I always have fun with customers that have taken their cars to the chain stores and come back to me because its pulling. I just put the car on my old antique machine and tell them which way its pulling. It amazes them every time. Its not the machine, its the operator. OH, I guess I am not a reputable shop though cause I cant give you a printout.
Last edited by wombvette; Oct 8, 2009 at 01:17 AM.

We have some "good" shops like this in France, too...

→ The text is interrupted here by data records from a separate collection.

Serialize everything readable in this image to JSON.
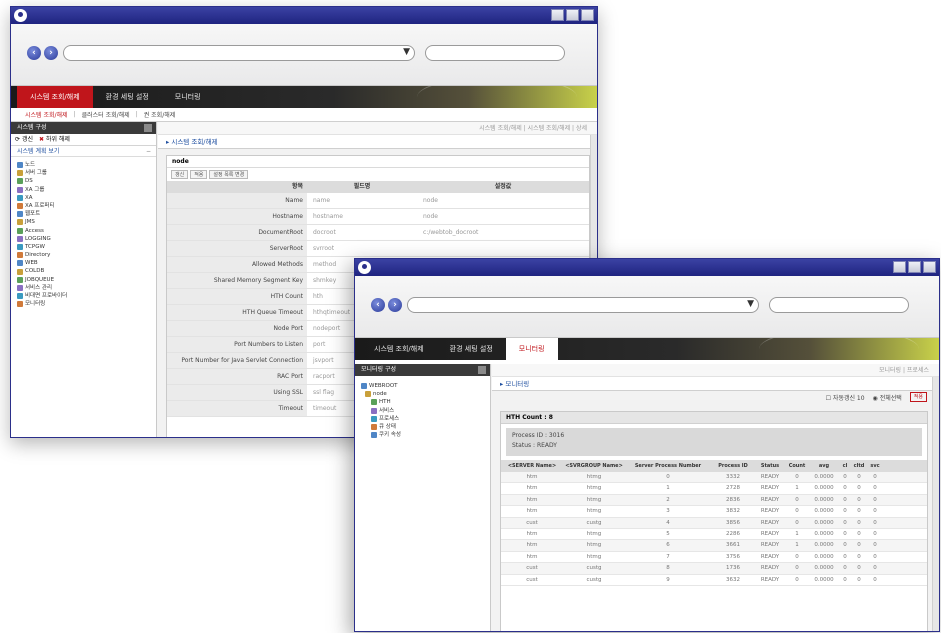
{
  "window1": {
    "menu": [
      "시스템 조회/해제",
      "환경 세팅 설정",
      "모니터링"
    ],
    "submenu": [
      "시스템 조회/해제",
      "클러스터 조회/해제",
      "권 조회/해제"
    ],
    "sidebar": {
      "header": "시스템 구성",
      "tools": [
        "갱신",
        "하위 해제"
      ],
      "subheader": "시스템 계획 보기",
      "tree": [
        "노드",
        "서버 그룹",
        "DS",
        "XA 그룹",
        "XA",
        "XA 프로퍼티",
        "웹포트",
        "JMS",
        "Access",
        "LOGGING",
        "TCPGW",
        "Directory",
        "WEB",
        "COLDB",
        "JOBQUEUE",
        "서비스 관리",
        "비대면 프로바이더",
        "모니터링"
      ]
    },
    "breadcrumb": "시스템 조회/해제 | 시스템 조회/해제 | 상세",
    "page_title": "시스템 조회/해제",
    "panel_title": "node",
    "buttons": [
      "갱신",
      "적용",
      "설정 목록 변경"
    ],
    "columns": [
      "항목",
      "필드명",
      "설정값"
    ],
    "rows": [
      {
        "label": "Name",
        "field": "name",
        "value": "node"
      },
      {
        "label": "Hostname",
        "field": "hostname",
        "value": "node"
      },
      {
        "label": "DocumentRoot",
        "field": "docroot",
        "value": "c:/webtob_docroot"
      },
      {
        "label": "ServerRoot",
        "field": "svrroot",
        "value": ""
      },
      {
        "label": "Allowed Methods",
        "field": "method",
        "value": ""
      },
      {
        "label": "Shared Memory Segment Key",
        "field": "shmkey",
        "value": ""
      },
      {
        "label": "HTH Count",
        "field": "hth",
        "value": ""
      },
      {
        "label": "HTH Queue Timeout",
        "field": "hthqtimeout",
        "value": ""
      },
      {
        "label": "Node Port",
        "field": "nodeport",
        "value": ""
      },
      {
        "label": "Port Numbers to Listen",
        "field": "port",
        "value": ""
      },
      {
        "label": "Port Number for Java Servlet Connection",
        "field": "jsvport",
        "value": ""
      },
      {
        "label": "RAC Port",
        "field": "racport",
        "value": ""
      },
      {
        "label": "Using SSL",
        "field": "ssl flag",
        "value": ""
      },
      {
        "label": "Timeout",
        "field": "timeout",
        "value": ""
      }
    ]
  },
  "window2": {
    "menu": [
      "시스템 조회/해제",
      "환경 세팅 설정",
      "모니터링"
    ],
    "sidebar": {
      "header": "모니터링 구성",
      "tree": [
        "WEBROOT",
        "node",
        "HTH",
        "서비스",
        "프로세스",
        "큐 상태",
        "쿠키 속성"
      ]
    },
    "breadcrumb": "모니터링 | 프로세스",
    "page_title": "모니터링",
    "refresh_label": "자동갱신 10",
    "check_label": "전체선택",
    "apply_label": "적용",
    "panel_title": "HTH Count : 8",
    "info": [
      "Process ID : 3016",
      "Status : READY"
    ],
    "columns": [
      "<SERVER Name>",
      "<SVRGROUP Name>",
      "Server Process Number",
      "Process ID",
      "Status",
      "Count",
      "avg",
      "cl",
      "cltd",
      "svc"
    ],
    "rows": [
      [
        "htm",
        "htmg",
        "0",
        "3332",
        "READY",
        "0",
        "0.0000",
        "0",
        "0",
        "0"
      ],
      [
        "htm",
        "htmg",
        "1",
        "2728",
        "READY",
        "1",
        "0.0000",
        "0",
        "0",
        "0"
      ],
      [
        "htm",
        "htmg",
        "2",
        "2836",
        "READY",
        "0",
        "0.0000",
        "0",
        "0",
        "0"
      ],
      [
        "htm",
        "htmg",
        "3",
        "3832",
        "READY",
        "0",
        "0.0000",
        "0",
        "0",
        "0"
      ],
      [
        "cust",
        "custg",
        "4",
        "3856",
        "READY",
        "0",
        "0.0000",
        "0",
        "0",
        "0"
      ],
      [
        "htm",
        "htmg",
        "5",
        "2286",
        "READY",
        "1",
        "0.0000",
        "0",
        "0",
        "0"
      ],
      [
        "htm",
        "htmg",
        "6",
        "3661",
        "READY",
        "1",
        "0.0000",
        "0",
        "0",
        "0"
      ],
      [
        "htm",
        "htmg",
        "7",
        "3756",
        "READY",
        "0",
        "0.0000",
        "0",
        "0",
        "0"
      ],
      [
        "cust",
        "custg",
        "8",
        "1736",
        "READY",
        "0",
        "0.0000",
        "0",
        "0",
        "0"
      ],
      [
        "cust",
        "custg",
        "9",
        "3632",
        "READY",
        "0",
        "0.0000",
        "0",
        "0",
        "0"
      ]
    ]
  },
  "colors": {
    "title_bar": "#2b2f8a",
    "menu_active": "#c0151b",
    "link": "#1f4fa0"
  }
}
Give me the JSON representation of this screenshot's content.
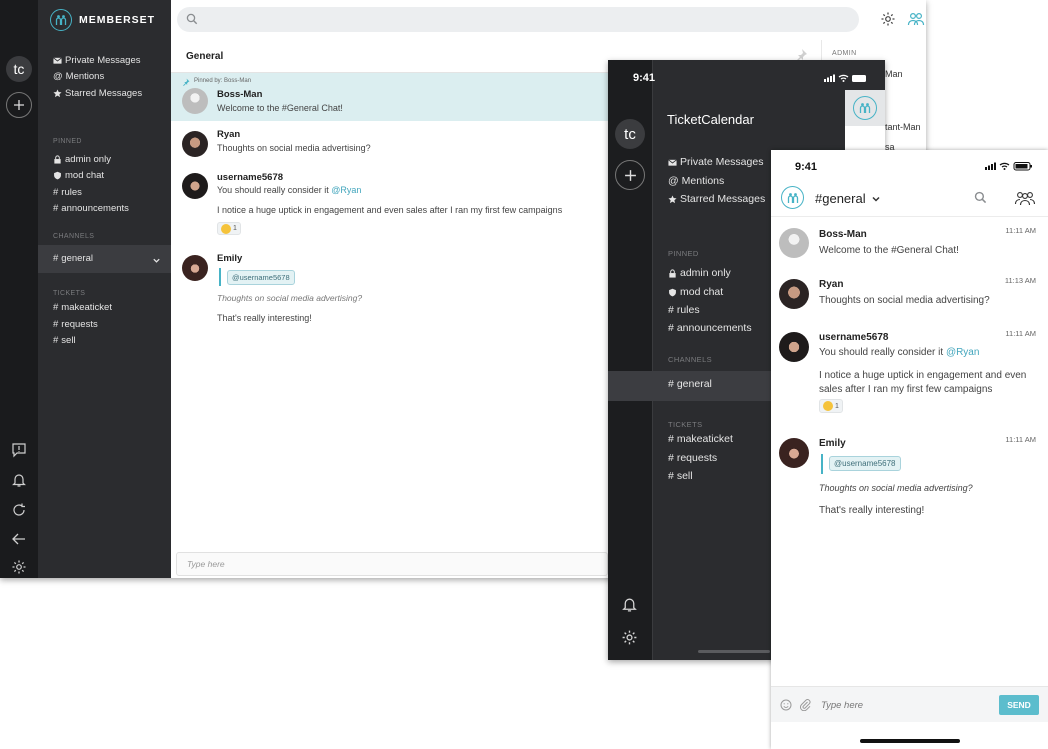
{
  "desktop": {
    "brand": "MEMBERSET",
    "workspace_badge": "tc",
    "nav": [
      "Private Messages",
      "Mentions",
      "Starred Messages"
    ],
    "pinned_label": "PINNED",
    "pinned": [
      "admin only",
      "mod chat",
      "rules",
      "announcements"
    ],
    "channels_label": "CHANNELS",
    "channels": [
      "general"
    ],
    "tickets_label": "TICKETS",
    "tickets": [
      "makeaticket",
      "requests",
      "sell"
    ],
    "channel_title": "General",
    "pinned_by": "Pinned by: Boss-Man",
    "admin_label": "ADMIN",
    "peek_members": [
      "Man",
      "tant-Man",
      "sa"
    ],
    "composer_placeholder": "Type here",
    "messages": [
      {
        "name": "Boss-Man",
        "text": "Welcome to the #General Chat!"
      },
      {
        "name": "Ryan",
        "text": "Thoughts on social media advertising?"
      },
      {
        "name": "username5678",
        "text": "You should really consider it ",
        "mention": "@Ryan",
        "text2": "I notice a huge uptick in engagement and even sales after I ran my first few campaigns",
        "reaction_count": "1"
      },
      {
        "name": "Emily",
        "quote": "@username5678",
        "quoted": "Thoughts on social media advertising?",
        "text": "That's really interesting!"
      }
    ]
  },
  "tablet": {
    "time": "9:41",
    "workspace_badge": "tc",
    "title": "TicketCalendar",
    "nav": [
      "Private Messages",
      "Mentions",
      "Starred Messages"
    ],
    "pinned_label": "PINNED",
    "pinned": [
      "admin only",
      "mod chat",
      "rules",
      "announcements"
    ],
    "channels_label": "CHANNELS",
    "channels": [
      "general"
    ],
    "tickets_label": "TICKETS",
    "tickets": [
      "makeaticket",
      "requests",
      "sell"
    ]
  },
  "phone": {
    "time": "9:41",
    "channel": "#general",
    "composer_placeholder": "Type here",
    "send_label": "SEND",
    "messages": [
      {
        "name": "Boss-Man",
        "time": "11:11 AM",
        "text": "Welcome to the #General Chat!"
      },
      {
        "name": "Ryan",
        "time": "11:13 AM",
        "text": "Thoughts on social media advertising?"
      },
      {
        "name": "username5678",
        "time": "11:11 AM",
        "text": "You should really consider it ",
        "mention": "@Ryan",
        "text2a": "I notice a huge uptick in engagement and even",
        "text2b": "sales after I ran my first few campaigns",
        "reaction_count": "1"
      },
      {
        "name": "Emily",
        "time": "11:11 AM",
        "quote": "@username5678",
        "quoted": "Thoughts on social media advertising?",
        "text": "That's really interesting!"
      }
    ]
  },
  "colors": {
    "accent": "#47b3c6",
    "sidebar": "#2b2c2f",
    "rail": "#1a1b1d",
    "pinned_bg": "#dbeef0",
    "send": "#5cbdcd"
  }
}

This is why I always stay with the guys...whenever possible.
They want to proove they know their job, or did better than what you asked for and the result is
Last edited by 73StreetRace; Oct 9, 2009 at 01:12 AM.
It isn't difficult to do your own alignments. I have a level place for my car in my garage, a camber/caster gage, toe plates and a laser pointer. Really makes it easier if you have new stainless shims in the trailing arms.
This is the same exact reason I also bought my own equipment, I have a small stable of muscle iron and the alignment really comes in handy, you can't put a pricetag on aggrevation from shoddy or lazy techs that only have the $ sign on their mind.
Last year I seperated both shoulders and couldn't do an alignment myself on my Lexus so I took it to a reputable shop to have it done for peace of mind.
Got it back and it was pulling hard to the right where it had not pulled previously. Took it back and yep, same old story, they claim it was within spec. Got pissed and took it home and even though I was under a doctors orders not to do anything that involved a lot of arm movement (*** wipe was difficult), I set my car up on the machine and did a print out, Caster on the right side was out by almost -2 degrees, toe was way out as well. Bottom line, I set it dead on per my equipment and it will now track straight for miles on a flat, straight road without hands on the wheel.
The so called reputable shop once presented with a before and after readout that I did still refused to offer a refund. I hurt for a week after that and probably slowed down my recovery time but I slept better knowing the alignment was right and not boogered up by some flunkie.
I'm by far not an expert but I keep my Hunter P-211 calibrated and it seems to be dead on, set up a alignment on a corvette Super Gas Corvette last night, after front had to be taken apart for welding (hard landing), aligned same car last year and the owner was amazed how straight the car tracked afterwards without fighting the car on the big end @ 160 mph!
Ask around about people who run slammed cars on the street, get some opinions on who is good in your area and who is not with alignments, ask many questions and feedback from satisfied customers is the best way to go to getting what you want/ask for.
For those who think the equipment is expensive, I paid $600 for my machine and put another $400 making it right, $200 for a set of alignment stands and $1,200 later, I can do the same things the $10,000 or more machines can do.
Good luck
Gibby
It isn't difficult to do your own alignments. I have a level place for my car in my garage, a camber/caster gage, toe plates and a laser pointer. Really makes it easier if you have new stainless shims in the trailing arms.

I do my own as well. Not because i've had problems with shops not setting to my specs, but because it gets expensive if you want to try different settings. Most shops don't tend to take the time to do it the way I want it done anyway. I put my weight in the driver's seat, and set it up on slip plates for setting toe.